Giap peered at his wrist. Seven minutes from now.

“We’ve got all of ’em out,” said Anson, from the console next to Doug’s. “And we’ve got all their weapons.”

“Those are shoulder-fired anti-tank rockets,” Gordette said, pointing to one of the screens. “We could hit their tractors with ’em.”

Not that we’ll use them, Doug said to himself. But their commander doesn’t know that. I hope.

His eye on the console’s digital clock, Doug gestured to Anson to cut off the jamming signal at precisely fifty-nine minutes and fifty seconds after noon. Ten seconds later, he opened his radio channel to the Peacekeepers’ suit-to-suit frequency.

“This is Douglas Stavenger, chief administrator of Moon-base,” he said. “Am I on the proper frequency to speak with the commander of the Peacekeeper forces?”

“I am Colonel Ngo Duong Giap,” came the reply. “This frequency is good.”

There was no video; Doug’s comm screen remained blank.

“Colonel Giap,” he said, “I believe it is time we discussed an armistice.”

“Armistice?” The colonel’s surprised reply came immediately. The radio link between the Peacekeepers in the crater floor and the control center did not need to be relayed through L-1; the antennas built into the face of the mountain, just above Moonbase’s main airlock, handled the link directly.

“Truce, armistice, whatever you want to call it,” Doug said, feeling the tension and hope in the people clustering about him.

This time the Peacekeeper commander hesitated before replying.

Doug added, “Your attack has failed. Your troops had to surrender to us. We’ve let them return to you, but as you’ll see, their spacesuits are heavily contaminated with dust. They can’t see, and the joints of their suits will soon fail.”

“That was merely my first wave,” Colonel Giap snapped.
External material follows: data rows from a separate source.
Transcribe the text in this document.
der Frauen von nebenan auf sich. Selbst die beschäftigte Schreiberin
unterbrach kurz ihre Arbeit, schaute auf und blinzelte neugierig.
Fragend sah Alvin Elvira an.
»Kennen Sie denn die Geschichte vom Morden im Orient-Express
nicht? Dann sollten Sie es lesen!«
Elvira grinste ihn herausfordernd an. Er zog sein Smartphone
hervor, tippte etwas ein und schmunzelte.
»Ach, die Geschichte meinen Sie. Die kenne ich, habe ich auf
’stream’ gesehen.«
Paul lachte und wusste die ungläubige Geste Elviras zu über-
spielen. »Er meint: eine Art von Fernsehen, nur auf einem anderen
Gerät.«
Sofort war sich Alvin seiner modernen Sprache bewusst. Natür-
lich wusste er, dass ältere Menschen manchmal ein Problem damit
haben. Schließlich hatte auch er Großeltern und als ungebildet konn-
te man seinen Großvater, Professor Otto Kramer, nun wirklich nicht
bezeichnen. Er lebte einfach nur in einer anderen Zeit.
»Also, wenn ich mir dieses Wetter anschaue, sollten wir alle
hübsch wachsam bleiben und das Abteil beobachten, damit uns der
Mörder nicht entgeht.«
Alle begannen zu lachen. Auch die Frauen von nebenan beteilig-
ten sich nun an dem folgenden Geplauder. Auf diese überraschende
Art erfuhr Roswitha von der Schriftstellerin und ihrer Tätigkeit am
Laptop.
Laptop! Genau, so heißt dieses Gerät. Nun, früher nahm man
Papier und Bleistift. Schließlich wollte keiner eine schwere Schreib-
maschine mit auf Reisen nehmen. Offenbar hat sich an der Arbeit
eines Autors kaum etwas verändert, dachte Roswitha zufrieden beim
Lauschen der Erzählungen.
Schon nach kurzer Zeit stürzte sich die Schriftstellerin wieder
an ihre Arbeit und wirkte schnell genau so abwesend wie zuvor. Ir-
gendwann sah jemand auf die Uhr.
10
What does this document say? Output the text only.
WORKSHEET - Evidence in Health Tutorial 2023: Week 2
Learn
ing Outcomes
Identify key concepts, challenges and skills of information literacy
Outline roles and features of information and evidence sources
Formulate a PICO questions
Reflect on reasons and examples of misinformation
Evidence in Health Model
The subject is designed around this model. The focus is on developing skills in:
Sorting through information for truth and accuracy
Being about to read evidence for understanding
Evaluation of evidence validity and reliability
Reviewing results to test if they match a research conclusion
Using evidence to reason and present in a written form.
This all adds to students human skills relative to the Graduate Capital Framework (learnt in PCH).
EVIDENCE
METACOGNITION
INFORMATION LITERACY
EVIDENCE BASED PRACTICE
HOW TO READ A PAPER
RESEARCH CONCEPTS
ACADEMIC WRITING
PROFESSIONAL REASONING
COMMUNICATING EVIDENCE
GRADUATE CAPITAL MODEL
“The same thing will happen to your second wave,” Doug replied. “And your third and fourth and fifth. We can blind your soldiers and jam your radio communications. We can gum up the joints of their spacesuits to the point where they’ll quickly become immobilized. There is no way you can get through our tunnels.”

“Nonsense!” spat the colonel. “We have enough weaponry to blast through your tunnels whenever we choose to.”

Glancing at Anson and the others crowding around him, Doug said darkly, “And we have the weapons of your first wave soldiers now. We can shoot back. And men in spacesuits are extremely vulnerable. We won’t need sharpshooters.”

Giap sputtered something unintelligible.

“We have no desire to harm anyone,” Doug said. “All we want is for you to withdraw and leave us alone.”

After several heartbeats, Giap said, “This situation is beyond my authority. I will have to discuss this with my superiors.”

“Fine,” Doug replied. “I’ll call again in exactly one hour. Until then, your suit-to-suit frequencies will be jammed again.”

The nerve-shattering screech of the jamming pierced Giap’s skull like a pair of icepicks driven into his eardrums. He banged on his wrist keypad to shut off his suit radio. As he got to his feet he saw that the other officers were doing the same.

Stomping angrily to the tractor that he had commandeered to be his command center, Giap clambered up into its cab. His communications sergeant was nowhere in sight; he would have to work the laptop himself. Worse still, he would have to face Faure.

No, he realized. There was something even worse. The insufferable Sacred Seven. Their young Japanese leader was waiting for him in the tractor’s cab, sitting in the rear seat. Giap recognized the shoulder patch symbol on his spacesuit: a fist holding a lightning bolt.

And the volunteer was holding the end of a communications wire that was already plugged into his own helmet.

Reluctantly, Giap took the proffered wire and inserted into his own helmet’s comm port.